Finite-Volume Model for Shallow-Water Flooding of Arbitrary Topography

• Published in: Journal of hydraulic engineering (New York, N.Y.) Vol. 128; no. 3; pp. 289 - 298
• Main Authors: Bradford, Scott F, Sanders, Brett F
• Format: Journal Article
• Language: English
• Published: Reston, VA American Society of Civil Engineers 01.03.2002
• Subjects: Acceleration; Boundary layer flow; Earth sciences; Earth, ocean, space; Exact sciences and technology; Finite volume method; Floods; Hydrology; Hydrology. Hydrogeology; Marine and continental quaternary; Numerical methods; Oscillations; Surficial geology; TECHNICAL PAPERS; floods; models; hydraulics; topography; two-dimensional models; hydrodynamics; unsteady flow; boundary conditions; shallow-water environment
• ISSN: 0733-9429; 1943-7900
• DOI: 10.1061/(ASCE)0733-9429(2002)128:3(289)
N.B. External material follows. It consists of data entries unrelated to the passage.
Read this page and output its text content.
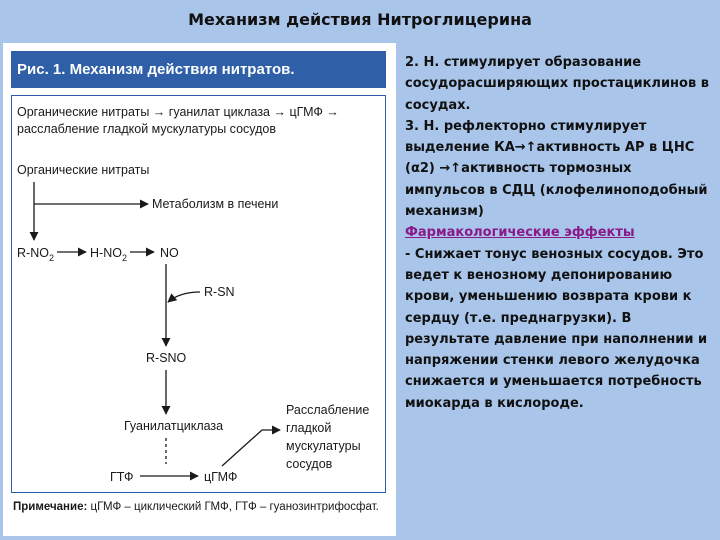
Механизм действия Нитроглицерина
Рис. 1. Механизм действия нитратов.
Органические нитраты → гуанилат циклаза → цГМФ →
расслабление гладкой мускулатуры сосудов
Органические нитраты
Метаболизм в печени
$R-NO_2$	$H-NO_2$	NO
R-SN
R-SNO
Гуанилатциклаза
ГТФ	цГМФ
Расслабление
гладкой
мускулатуры
сосудов
Примечание: цГМФ – циклический ГМФ, ГТФ – гуанозинтрифосфат.

2. Н. стимулирует образование сосудорасширяющих простациклинов в сосудах.

3. Н. рефлекторно стимулирует выделение КА→↑активность АР в ЦНС (α2) →↑активность тормозных импульсов в СДЦ (клофелиноподобный механизм)

Фармакологические эффекты

- Снижает тонус венозных сосудов. Это ведет к венозному депонированию крови, уменьшению возврата крови к сердцу (т.е. преднагрузки). В результате давление при наполнении и напряжении стенки левого желудочка снижается и уменьшается потребность миокарда в кислороде.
A model based on the finite-volume method is developed for unsteady, two-dimensional, shallow-water flow over arbitrary topography with moving lateral boundaries caused by flooding or recession. The model uses Roe's approximate Riemann solver to compute fluxes, while the monotone upstream scheme for conservation laws and predictor-corrector time stepping are used to provide a second-order accurate solution that is free from spurious oscillations. A robust, novel procedure is presented to efficiently and accurately simulate the movement of a wet/dry boundary without diffusing it. In addition, a new technique is introduced to prevent numerical truncation errors due to the pressure and bed slope terms from artificially accelerating quiescent water over an arbitrary bed. Model predictions compare favorably with analytical solutions, experimental data, and other numerical solutions for one- and two-dimensional problems.